We have added a new sentence in section “Participants”:
“ Women with multiple pregnancies were also excluded from the study. Having more than one fetus creates a higher metabolic demand than a single pregnancy, which may increase the risk of nutrient deficiencies.”
The use of a seven-day food diary for dietary selenium intake assessment is appropriate, but food diaries can be prone to recall bias. The authors should discuss potential biases in the methodology section and how they were addressed.
The section “Selenium Intake” was supplemented with a sentence:
“To avoid memory errors, each record was verified by a trained interviewer in terms of composition and quantity of recorded products and cross-referenced with the food samples provided.”
The authors do not explicitly mention the use of control groups. Including a control group with no selenium supplementation or a placebo group would strengthen the study's validity.
Because the study was prospective in nature, a control group was not included. Nevertheless, we will use this suggestion in the design of the next study.
Page 7, table 3: The presentation of neonatal outcome measurements and selenium status is clear, but the text does not always clearly align with the tables. For example, the significance of differences between groups is mentioned, but the corresponding p-values are sometimes not emphasized in the text. Consider highlighting these more explicitly to guide the reader through the findings.
The description of the results has been reworded.
The interpretation of the results, particularly the correlation between selenium intake and neonatal outcomes, is somewhat limited. The manuscript should provide a deeper analysis of what these correlations mean in the context of existing literature. For instance, discussing whether these correlations are biologically plausible and how they compare with findings from other studies would add depth to the analysis.

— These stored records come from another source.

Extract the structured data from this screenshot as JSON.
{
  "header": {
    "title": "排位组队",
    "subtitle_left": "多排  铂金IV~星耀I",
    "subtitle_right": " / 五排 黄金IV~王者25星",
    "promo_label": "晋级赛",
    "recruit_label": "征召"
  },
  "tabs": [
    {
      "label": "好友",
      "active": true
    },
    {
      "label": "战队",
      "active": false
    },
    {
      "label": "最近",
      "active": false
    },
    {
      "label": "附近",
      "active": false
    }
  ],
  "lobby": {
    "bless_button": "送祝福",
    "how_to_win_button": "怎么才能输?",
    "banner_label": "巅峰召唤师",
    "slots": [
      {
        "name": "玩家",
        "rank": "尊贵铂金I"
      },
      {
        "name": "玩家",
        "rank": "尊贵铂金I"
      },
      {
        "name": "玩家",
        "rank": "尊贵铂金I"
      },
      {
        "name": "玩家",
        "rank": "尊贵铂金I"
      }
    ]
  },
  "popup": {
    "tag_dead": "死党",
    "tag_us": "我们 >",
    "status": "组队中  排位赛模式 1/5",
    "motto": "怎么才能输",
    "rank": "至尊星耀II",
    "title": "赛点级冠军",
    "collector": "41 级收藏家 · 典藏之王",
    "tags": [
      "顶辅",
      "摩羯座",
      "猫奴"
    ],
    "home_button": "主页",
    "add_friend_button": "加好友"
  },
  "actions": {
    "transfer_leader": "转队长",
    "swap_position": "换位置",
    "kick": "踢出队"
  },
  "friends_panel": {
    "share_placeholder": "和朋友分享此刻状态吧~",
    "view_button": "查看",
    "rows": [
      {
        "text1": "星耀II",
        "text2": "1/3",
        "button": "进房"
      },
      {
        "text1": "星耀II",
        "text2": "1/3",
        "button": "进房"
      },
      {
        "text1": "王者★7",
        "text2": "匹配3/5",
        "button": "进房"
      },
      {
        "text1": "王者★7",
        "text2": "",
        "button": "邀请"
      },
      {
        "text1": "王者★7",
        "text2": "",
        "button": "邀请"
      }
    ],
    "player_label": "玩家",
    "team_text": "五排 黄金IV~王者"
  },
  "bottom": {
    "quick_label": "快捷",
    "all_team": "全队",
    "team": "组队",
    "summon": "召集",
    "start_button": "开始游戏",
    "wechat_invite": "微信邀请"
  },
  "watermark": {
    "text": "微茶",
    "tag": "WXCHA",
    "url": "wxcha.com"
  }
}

The manuscript focuses on correlations that are statistically significant but does not adequately address the lack of significant findings in other areas. It's important to discuss these non-significant results to provide a balanced view of the study's findings
The discussion in this area has been improved. The following sentence has been added:
“The few correlations between selenium status and anthropometric parameters in our study may be due to the small size of the group. It can be assumed that with a large studied population there would be more such correlations. Horan et al.'s study [41] showed a negative correlation between selenium intake in the first trimester and the ratio of the subscapular skin fold to the triceps fold in newborns. Similarly, in the third trimester, selenium intake was negatively correlated with the abdominal circumference of healthy pregnant newborns. Also in the study by Bizerea-Moga et al. [42] a positive correlation was demonstrated between the serum selenium concentration in normotensive and hypertensive pregnant women and the birth weight of the newborn. However, a study on the population of Polish newborns showed no significant correlations between the Se concentration in umbilical cord blood and any of the anthropo-metric parameters [43].”

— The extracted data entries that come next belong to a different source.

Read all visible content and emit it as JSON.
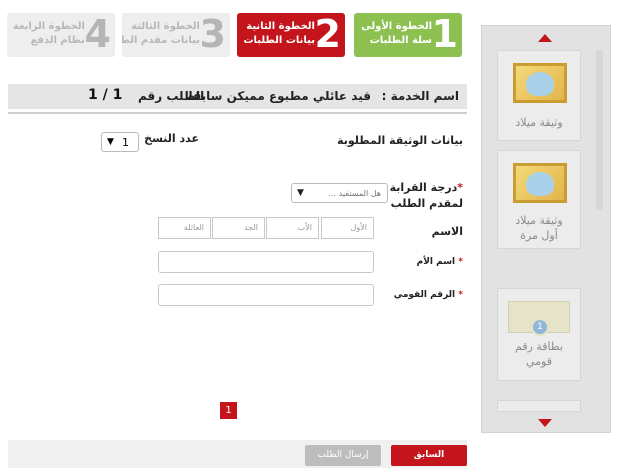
{
  "steps": [
    {
      "number": "1",
      "title": "الخطوة الأولى",
      "subtitle": "سلة الطلبات"
    },
    {
      "number": "2",
      "title": "الخطوة الثانية",
      "subtitle": "بيانات الطلبات"
    },
    {
      "number": "3",
      "title": "الخطوة الثالثة",
      "subtitle": "بيانات مقدم الطلب"
    },
    {
      "number": "4",
      "title": "الخطوة الرابعة",
      "subtitle": "نظام الدفع"
    }
  ],
  "header": {
    "service_label": "اسم الخدمة :",
    "service_value": "قيد عائلي مطبوع مميكن سابقا",
    "request_label": "الطلب رقم",
    "request_count": "1 / 1"
  },
  "form": {
    "doc_data_label": "بيانات الوثيقة المطلوبة",
    "copies_label": "عدد النسخ",
    "copies_value": "1",
    "relation_label_1": "درجة القرابة",
    "relation_label_2": "لمقدم الطلب",
    "relation_placeholder": "هل المستفيد ...",
    "name_label": "الاسم",
    "name_parts": [
      "الأول",
      "الأب",
      "الجد",
      "العائلة"
    ],
    "mother_label": "اسم الأم",
    "national_id_label": "الرقم القومي",
    "required_mark": "*"
  },
  "pagination": {
    "current": "1"
  },
  "buttons": {
    "previous": "السابق",
    "submit": "إرسال الطلب"
  },
  "side_items": [
    {
      "label": "وثيقة ميلاد"
    },
    {
      "label": "وثيقة ميلاد أول مرة"
    },
    {
      "label": "بطاقة رقم قومي",
      "badge": "1"
    }
  ],
  "colors": {
    "primary_red": "#c3151b",
    "step_green": "#8cc152",
    "inactive_gray": "#eeeeee"
  }
}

There are instances of redundancy in the text. For example, certain points are repeated in both the results and discussion sections without adding new insights. Streamlining these sections to avoid repetition will enhance the clarity and impact of the manuscript.
We hope that shortening the discussion has helped to avoid repetitions.

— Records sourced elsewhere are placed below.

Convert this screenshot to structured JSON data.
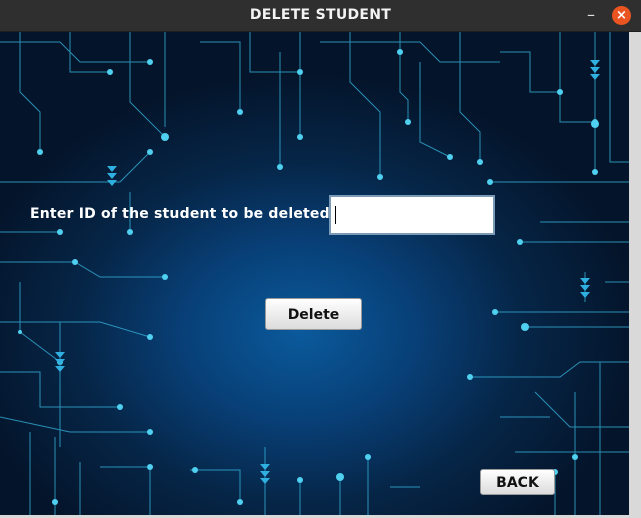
{
  "window": {
    "title": "DELETE STUDENT",
    "minimize_glyph": "–",
    "close_glyph": "×"
  },
  "form": {
    "prompt_label": "Enter ID of the student to be deleted:",
    "id_value": "",
    "delete_label": "Delete",
    "back_label": "BACK"
  },
  "colors": {
    "accent_close": "#e95420",
    "circuit_line": "#37b8e0",
    "background_dark": "#04142a"
  }
}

Some sentences are overly long or complex, which can make them difficult to follow. For instance, the discussion on the strengths and limitations of the study could be more concise. Breaking down long sentences into shorter, more direct statements would improve readability.
Long, complex sentences have been reworded into shorter form.
“Selenium content” should be “selenium concentration”.
Changes have been made to the text.
Author Response File: Author Response.pdf
Round 2
Reviewer 3 Report
Comments and Suggestions for AuthorsI appreciate authors for revising the manuscript and considering all my suggestions.